Un nuevo enfrentamiento surgió entre el alcalde de Santiago, Mario Desbordes, y el defensor de la Niñez, Anuar Quesille, respecto a la aplicación de la Ley Aula Segura en escuelas de la comuna. Quesille calificó de 'mito' la supuesta oposición de su institución a la norma, mientras Desbordes lo acusó de alinearse con quienes justifican la violencia. Este choque revive tensiones previas de noviembre.
El desacuerdo entre Mario Desbordes, alcalde de Santiago por Renovación Nacional, y Anuar Quesille, defensor de la Niñez, se intensificó este viernes en torno a la Ley Aula Segura, que busca proteger el ambiente escolar de la violencia.
Ya en noviembre, Desbordes había criticado a Quesille por una Acción de Tutela Administrativa presentada por la Defensoría contra el uso de la ley en el Internado Nacional Barros Arana (INBA), acusándolo de entorpecer el trabajo municipal y de apoyar a violentos. Quesille rechazó avalar cualquier forma de violencia en los recintos educativos.
En una entrevista con T13 Radio, Quesille argumentó que la oposición de la Defensoría a la ley es "un mito que ha instalado el alcalde Desbordes". Añadió: “Esta ley tiene problemas de cumplimiento de estándares (…), pero jamás en mi rol de defensor de la Niñez le podría impedir a una autoridad ni a nadie aplicar una ley que está vigente”.
La Municipalidad respondió con un comunicado donde Desbordes expresó: “Lamento que el Defensor de la Niñez esté del lado de quienes promueven o justifican la violencia y no del lado de la inmensa mayoría de estudiantes y familias que lo único que quieren es estudiar en paz”. La directora de Educación, Pilar Lazo, agregó que las declaraciones de Quesille "carecen de sustento jurídico y hay una absoluta desconexión con la realidad" de las comunidades educativas, lo que impide un servicio adecuado.
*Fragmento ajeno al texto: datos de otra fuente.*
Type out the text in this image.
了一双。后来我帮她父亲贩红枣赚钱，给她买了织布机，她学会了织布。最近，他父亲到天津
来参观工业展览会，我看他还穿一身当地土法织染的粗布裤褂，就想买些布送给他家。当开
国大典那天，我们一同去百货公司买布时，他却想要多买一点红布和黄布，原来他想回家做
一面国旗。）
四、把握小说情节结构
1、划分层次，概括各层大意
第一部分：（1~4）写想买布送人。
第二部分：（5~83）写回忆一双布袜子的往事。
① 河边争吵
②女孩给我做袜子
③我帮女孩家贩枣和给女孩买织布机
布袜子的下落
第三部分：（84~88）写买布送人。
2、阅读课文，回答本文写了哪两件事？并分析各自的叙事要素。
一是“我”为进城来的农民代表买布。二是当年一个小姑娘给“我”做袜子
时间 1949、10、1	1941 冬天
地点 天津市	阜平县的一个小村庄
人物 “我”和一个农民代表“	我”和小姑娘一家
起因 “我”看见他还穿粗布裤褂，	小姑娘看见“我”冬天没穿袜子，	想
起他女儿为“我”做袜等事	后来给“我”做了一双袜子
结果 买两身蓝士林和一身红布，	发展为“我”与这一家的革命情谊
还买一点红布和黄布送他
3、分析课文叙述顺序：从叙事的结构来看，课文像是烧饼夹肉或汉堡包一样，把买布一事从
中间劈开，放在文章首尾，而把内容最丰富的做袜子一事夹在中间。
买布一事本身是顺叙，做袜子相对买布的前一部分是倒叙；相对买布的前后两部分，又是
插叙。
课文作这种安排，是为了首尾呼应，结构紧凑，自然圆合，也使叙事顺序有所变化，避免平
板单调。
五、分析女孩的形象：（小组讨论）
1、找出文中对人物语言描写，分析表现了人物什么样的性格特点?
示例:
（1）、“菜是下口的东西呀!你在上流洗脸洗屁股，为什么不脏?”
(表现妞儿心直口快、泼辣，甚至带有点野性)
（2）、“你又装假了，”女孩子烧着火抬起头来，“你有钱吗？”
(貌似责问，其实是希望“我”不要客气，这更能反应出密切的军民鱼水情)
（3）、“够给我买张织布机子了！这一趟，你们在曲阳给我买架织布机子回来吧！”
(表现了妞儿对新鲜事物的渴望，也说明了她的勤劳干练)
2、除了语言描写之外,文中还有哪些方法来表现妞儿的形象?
El municipio destacó datos como los 200 estudiantes actuales en el INBA, frente a los 2.000 históricos, y la caída a la mitad de la matrícula en el Liceo de Aplicación entre 2021 y 2024, atribuida a la “violencia extrema”. Estas posturas reflejan tensiones persistentes en la gestión de la seguridad escolar en Santiago.